Friday, December 27, 2013

To End All Wars - Movie Review

As a Christian, I always enjoy a movie that features questions about the infinite, and To End All Wars certainly does that. It has wonderful ingredients. A good premise, decent production values, and great music. Several very prestigious cast members (Robert Carlyle, Kiefer Sutherland, James Cosmo and Mark Strong being the best), do their best with less than intriguing characters.

It goes to show that just because a movie is rated R and features brutal violence, doesn’t mean it can’t be preachy. Immediately, after a brief, clumsy introductory sequence narrated by Ciaran McMenamin (inexplicably casted as the main character) we are plunged with the small band of Scottish soldiers into a 1942 Japanese POW camp. We know nothing about these soldiers, and for the rest of the movie, we don’t learn anything else. That’s almost true. They have little to no personality, and as Mark Twain pointed out, it's hard to care about the death of a character who never lived in the first place. Briefly, I was interested in Robert Carlyle’s conflicted Major Campbell, but he quickly morphed into a predictable character with a foreseeable end.

After the opening sequence, the plot for the first twenty minutes works exceedingly well, as the soldiers begin to experience what life is like outside the comfortable, honorbound confines of their Western Christianized culture. But after that, it degenerates into a series of events loosely connected by the Message. Bad thing happen. More bad thing happen. Jesus good. Me sacrifice for brother. More bad thing happen. Of course, the film’s message is exactly right, and hardly slips into sugar-coated prosperity Gospel theology, but because characters are so completely allied with ideas there is nothing approaching suspense. The good guys win, and there’s never any doubt who the good guys are.

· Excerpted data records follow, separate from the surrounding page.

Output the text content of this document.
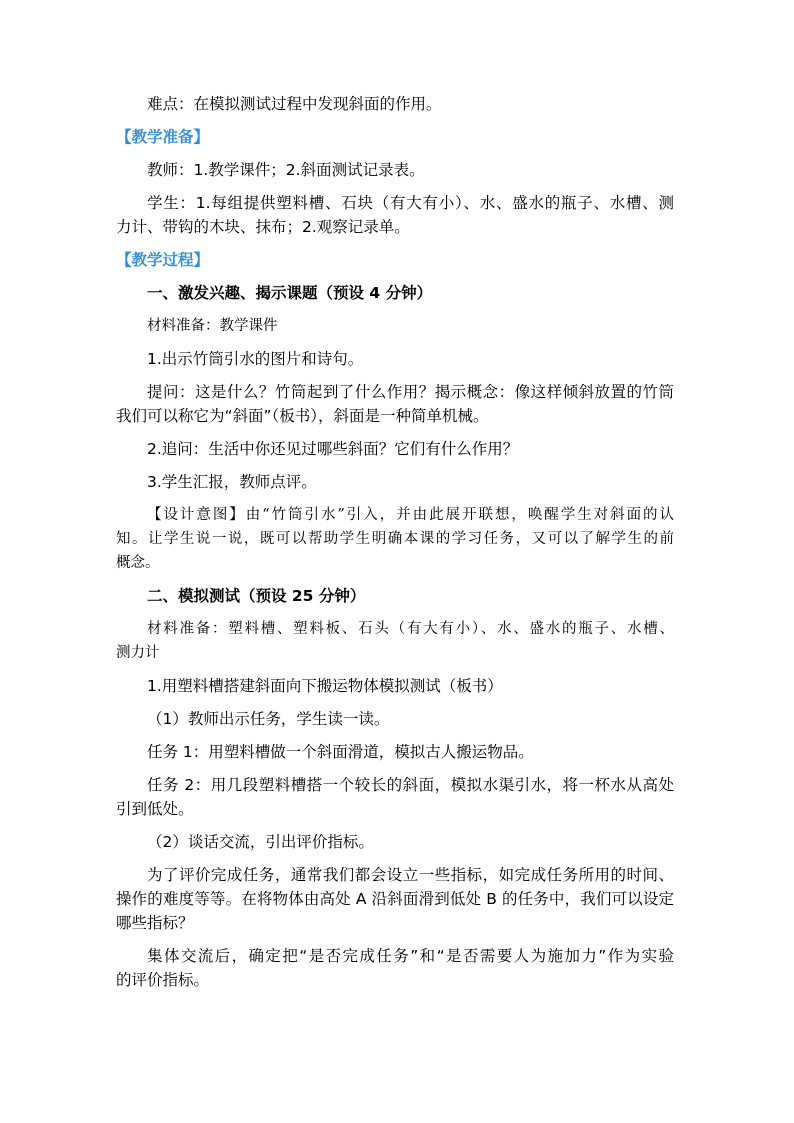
难点：在模拟测试过程中发现斜面的作用。

【教学准备】

教师：1.教学课件；2.斜面测试记录表。

学生：1.每组提供塑料槽、石块（有大有小）、水、盛水的瓶子、水槽、测

力计、带钩的木块、抹布；2.观察记录单。

【教学过程】

一、激发兴趣、揭示课题（预设 4 分钟）

材料准备：教学课件

1.出示竹筒引水的图片和诗句。

提问：这是什么？竹筒起到了什么作用？揭示概念：像这样倾斜放置的竹筒

我们可以称它为“斜面”（板书），斜面是一种简单机械。

2.追问：生活中你还见过哪些斜面？它们有什么作用？

3.学生汇报，教师点评。

【设计意图】由“竹筒引水”引入，并由此展开联想，唤醒学生对斜面的认

知。让学生说一说，既可以帮助学生明确本课的学习任务，又可以了解学生的前

概念。

二、模拟测试（预设 25 分钟）

材料准备：塑料槽、塑料板、石头（有大有小）、水、盛水的瓶子、水槽、

测力计

1.用塑料槽搭建斜面向下搬运物体模拟测试（板书）

（1）教师出示任务，学生读一读。

任务 1：用塑料槽做一个斜面滑道，模拟古人搬运物品。

任务 2：用几段塑料槽搭一个较长的斜面，模拟水渠引水，将一杯水从高处

引到低处。

（2）谈话交流，引出评价指标。

为了评价完成任务，通常我们都会设立一些指标，如完成任务所用的时间、

操作的难度等等。在将物体由高处 A 沿斜面滑到低处 B 的任务中，我们可以设定

哪些指标？

集体交流后，确定把“是否完成任务”和“是否需要人为施加力”作为实验

的评价指标。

If we didn’t know, Ernest’s invasive voice-over certainly makes it clear. He drives the point home every time we’re wishing we could just observe the point being worked out before our eyes. Show, don’t tell. While occasionally offering interesting observations, we could’ve gotten away without the voice-over.

Still, it has its moments—I will certainly watch it again. As a piece of history, the building of the railroad was prime material, though again, under-used. James Cosmo might be the film’s most dynamic character, though his part is brief. Mark Strong’s last scene was very good, though the events leading to it are predictable. I’ve got to give him this: the director gets terrific emotional performances from the actors. The willingness to delve into the minds not just of the Scots but the Japanese is admirable, and lends To End All Wars a new level of complexity and understanding that it could have maximized, instead of borrowing much of its style from the much better Empire of the Sun and harping on the lessons it’s trying to teach. As a spiritual tale, it is far, far from the feel-good theology currently popular, and makes for a refreshing change.

Rated R for brutal war violence, torture, and some foul language.